SHOW statement_timeout;
このエラーが発生する理由
ERROR: canceling statement due to statement timeout は、PostgreSQL サーバーが単一の SQL ステートメントの実行時間に制限を設けているために発生します。クエリがこの制限を超えると、システムリソースを無制限に消費し続けるのを防ぐために、サーバーはそのプロセスを強制終了します。
この制限は statement_timeout パラメータによって制御されます。デフォルトは 0(タイムアウトなし)であることが多いですが、AWS RDS などのマネージドデータベースサービスや DBA(データベース管理者)は、データベースの応答性を維持するためにデフォルトの制限(例:30秒や60秒)を設定していることがあります。
エラーの修正方法
方法 1: 現在のセッションのタイムアウトを変更する
これは現在の接続にのみ影響するため、最も安全な方法です。単発のタスクに最適です。
-- このセッションのみタイムアウトを10分に設定
SET statement_timeout = '10min';
-- ここで重いクエリを実行
SELECT * FROM large_table JOIN another_large_table ...;
方法 2: 特定のユーザーまたはデータベースのタイムアウトを変更する
常に長時間のタスクを実行する特定のバックグラウンドワーカーユーザーがいる場合、アプリケーションの他の部分に影響を与えることなく、そのユーザーに対してのみ制限を増やすことができます。
-- 特定のユーザーに適用
ALTER ROLE reports_user SET statement_timeout = '1 hour';
-- 特定のデータベースに適用
ALTER DATABASE analytics_db SET statement_timeout = '30min';
方法 3: グローバル設定を変更する
サーバーへのすべての接続に対して制限を変更するには、postgresql.conf ファイルを修正します。これにはスーパーユーザー権限が必要であり、設定の再読み込みが必要になる場合があることに注意してください。
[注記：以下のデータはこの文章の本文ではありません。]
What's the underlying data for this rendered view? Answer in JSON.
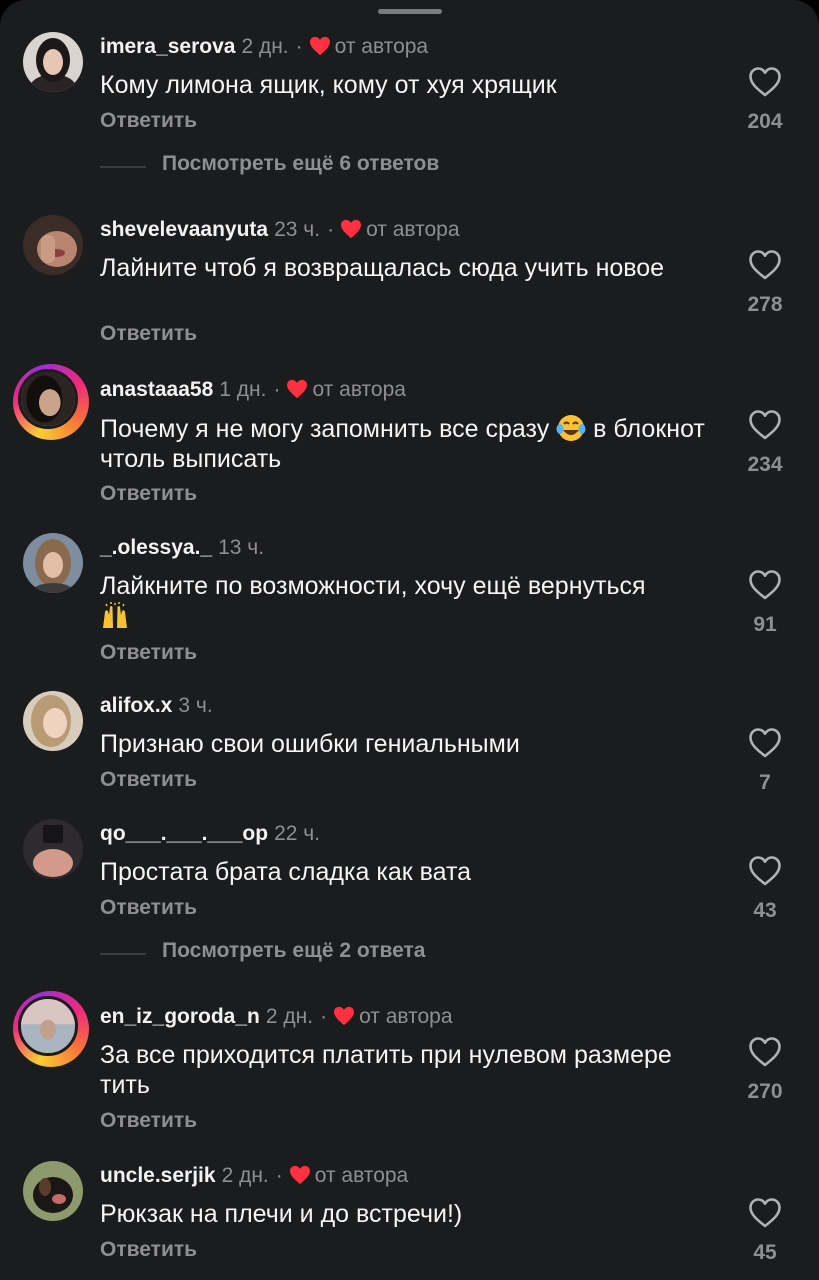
{
  "colors": {
    "background": "#1b1c1e",
    "text_primary": "#f5f5f6",
    "text_secondary": "#8e8f93",
    "heart_red": "#ff3040",
    "handle": "#7b7c80"
  },
  "labels": {
    "reply": "Ответить",
    "from_author": "от автора"
  },
  "comments": [
    {
      "username": "imera_serova",
      "time": "2 дн.",
      "author_liked": true,
      "text": "Кому лимона ящик, кому от хуя хрящик",
      "likes": "204",
      "avatar_icon": "avatar-photo"
    },
    {
      "username": "shevelevaanyuta",
      "time": "23 ч.",
      "author_liked": true,
      "text": "Лайните чтоб я возвращалась сюда учить новое",
      "likes": "278",
      "avatar_icon": "avatar-photo"
    },
    {
      "username": "anastaaa58",
      "time": "1 дн.",
      "author_liked": true,
      "text": "Почему я не могу запомнить все сразу",
      "text_after_emoji": "в блокнот чтоль выписать",
      "emoji": "tears-of-joy-emoji",
      "likes": "234",
      "avatar_icon": "avatar-photo-story-ring"
    },
    {
      "username": "_.olessya._",
      "time": "13 ч.",
      "author_liked": false,
      "text": "Лайкните по возможности, хочу ещё вернуться",
      "emoji": "raising-hands-emoji",
      "likes": "91",
      "avatar_icon": "avatar-photo"
    },
    {
      "username": "alifox.x",
      "time": "3 ч.",
      "author_liked": false,
      "text": "Признаю свои ошибки гениальными",
      "likes": "7",
      "avatar_icon": "avatar-photo"
    },
    {
      "username": "qo___.___.___op",
      "time": "22 ч.",
      "author_liked": false,
      "text": "Простата брата сладка как вата",
      "likes": "43",
      "avatar_icon": "avatar-photo"
    },
    {
      "username": "en_iz_goroda_n",
      "time": "2 дн.",
      "author_liked": true,
      "text": "За все приходится платить при нулевом размере тить",
      "likes": "270",
      "avatar_icon": "avatar-photo-story-ring"
    },
    {
      "username": "uncle.serjik",
      "time": "2 дн.",
      "author_liked": true,
      "text": "Рюкзак на плечи и до встречи!)",
      "likes": "45",
      "avatar_icon": "avatar-photo"
    }
  ],
  "more_replies": [
    {
      "label": "Посмотреть ещё 6 ответов"
    },
    {
      "label": "Посмотреть ещё 2 ответа"
    }
  ]
}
postgresql.confファイルを探します。statement_timeoutの行を見つけます。- 値を変更します(単位が指定されていない場合、値はミリ秒単位です)。
# グローバルタイムアウトを2分に設定
statement_timeout = 120000
保存後、設定を再読み込みします:
SELECT pg_reload_conf();
方法 4: クエリを最適化する(長期的な解決策)
タイムアウトを増やすことは、多くの場合、一時しのぎに過ぎません。以前は高速だったクエリがタイムアウトするようになった場合は、EXPLAIN ANALYZE を使用して遅い理由を調査する必要があります。
EXPLAIN ANALYZE
SELECT * FROM orders
WHERE created_at > '2023-01-01'
ORDER BY total_amount DESC;
大きなテーブルに対する Seq Scan (シーケンシャルスキャン) を探してください。不足しているインデックスを追加することが、通常、そもそもタイムアウトエラーを発生させないための最善の方法です。
確認方法
変更が反映されたことを確認するには、エラーが発生していたのと同じ環境で次のコマンドを実行します:
SHOW statement_timeout;
出力が 0 の場合、タイムアウトは無効になっています。5min のような値が表示される場合、それが新しい制限です。クエリを再実行してみてください。以前の時間制限を超えて処理が進むはずです。